Seit Wochen beherrschten Tausende von Drogentoten die Schlagzeilen sämtlicher Tageszeitungen. Kräftig wurde darüber spekuliert, wer hierfür die Verantwortung zu übernehmen hatte. Drogenkartelle und deren Machtkampf, so wurde zumindest vermutet, wären die Delinquenten. Doch das eigentliche Problem sei die Machtlosigkeit der Regierung und ihrer Vertreter. Präsident Bob Thompson stand unter immensem medialem Beschuss.

Und morgen würde auf Seite eins der Washington Post eine Schlagzeile prangen, deren Ausmaß einem unter dem Kapitol gezündeten Sprengsatz gleichkam.

Die Recherche rund um den Drogentod des Vizepräsidenten Logan Winston gestaltete sich einfacher als von Oliver angenommen.

Im George Washington Hospital bestätigte der behandelnde Arzt die Geschichte des Mexikaners Rodrigo Ramirez. Der Mediziner habe in der besagten Nacht die MPDC informiert, da der Exodus der jungen Mexikanerin aller Voraussicht nach nicht allein auf den Konsum von Drogen zurückzuführen war. Sein Verdacht einer Vergiftung traf zwar nicht in der vermuteten Form zu, doch das Ergebnis der Laboruntersuchungen in den darauffolgenden Tagen rechtfertigte die Entscheidung des Arztes. Exzessive zerebrale Blutungen, hervorgerufen durch einen Wirkstoff namens Epinephrin. In kleinen Dosen ein wirksames Medikament, in der im Körper der jungen Frau nachgewiesenen Menge jedoch absolut tödlich. Weitere Auskünfte könne er nicht geben, da er als behandelnder Arzt schon mehr preisgegeben habe, als die Schweigepflicht zulasse. Ausführlichere Details waren für Oliver zu diesem Zeitpunkt auch nicht mehr vonnöten.

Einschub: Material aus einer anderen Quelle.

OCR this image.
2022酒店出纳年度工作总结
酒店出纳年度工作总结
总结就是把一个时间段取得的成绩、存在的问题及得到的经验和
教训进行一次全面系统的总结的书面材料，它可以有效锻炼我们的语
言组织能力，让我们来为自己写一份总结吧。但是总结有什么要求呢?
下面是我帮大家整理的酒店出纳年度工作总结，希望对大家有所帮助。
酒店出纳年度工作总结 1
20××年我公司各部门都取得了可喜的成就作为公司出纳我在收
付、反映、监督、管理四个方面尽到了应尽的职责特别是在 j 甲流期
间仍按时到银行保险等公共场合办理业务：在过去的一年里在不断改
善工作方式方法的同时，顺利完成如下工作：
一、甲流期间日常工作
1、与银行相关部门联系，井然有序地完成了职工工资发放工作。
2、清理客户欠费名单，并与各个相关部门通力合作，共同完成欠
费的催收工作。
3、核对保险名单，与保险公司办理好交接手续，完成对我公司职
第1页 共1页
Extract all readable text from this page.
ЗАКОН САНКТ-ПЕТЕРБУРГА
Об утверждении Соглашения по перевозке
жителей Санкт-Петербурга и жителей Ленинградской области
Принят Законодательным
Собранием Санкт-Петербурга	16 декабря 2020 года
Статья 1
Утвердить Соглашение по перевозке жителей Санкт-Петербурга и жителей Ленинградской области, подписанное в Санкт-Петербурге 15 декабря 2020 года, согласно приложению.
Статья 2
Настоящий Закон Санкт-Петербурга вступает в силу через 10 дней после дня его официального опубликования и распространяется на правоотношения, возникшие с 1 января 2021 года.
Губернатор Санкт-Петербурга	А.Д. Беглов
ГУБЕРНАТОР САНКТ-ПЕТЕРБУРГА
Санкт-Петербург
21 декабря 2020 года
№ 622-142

Währenddessen knöpften sich Jenny und Qualle den Sheriff des MPDC vor. Zuerst mauerte der Cop unter dem lapidaren Vorwand, er könne sich nicht an jeden einzelnen Gefangenen erinnern. Doch eine Einladung zum Abendessen mit Jenny löste die Zunge des Sheriffs.

Schon seit Jahren gingen ihm die Jungs des Secret Service auf die Eier, fluchte der Sheriff, nachdem ihm der vierte Scotch serviert wurde. „Blasierte Arschlöcher sind das, die meinen, was Besseres zu sein. Ja, sie haben diesen Latino mitgenommen.“

 

Je später der Abend, desto redseliger wurde der Sheriff. Er wisse nicht, wohin sie den Latino gebracht hätten, aber der Secret Service habe reges Interesse an dem Mexikaner gezeigt. Zuerst wollte er die Jungs in ihren Anzügen schmoren lassen. Die waren ja in seinem Hoheitsgebiet, seinem Office. Doch nachdem er die Verfügung gelesen hatte, die eigenhändig von der Direktorin der CIA ausgestellt war, gab er schließlich klein bei und händigte den Mexikaner an die Agenten aus.

Ein zweites Date am darauffolgenden Abend und Jenny besaß eine Kopie der Verfügung. Unterzeichnet von Julia Hobbs. Bingo!

Die Rückschlüsse, die Oliver hieraus zog und für die nächste Zeitungsausgabe in seinen Computer hackte, nämlich dass zu den Drogenopfern auch der Vizepräsident Logan Winston zählte, des Weiteren, dass hochrangige Mitarbeiter des Secret Service, mehr noch, dass Politik und Wirtschaft hinter dem tausendfachen Sterben, der Seuche, der Drogenepidemie stecken könnten, sollte Wellen nicht gekannten Ausmaßes schlagen. Und er, Oliver, würde sich mehr Feinde machen als Napoleon zu Zeiten seines Feldzugs nach Ägypten.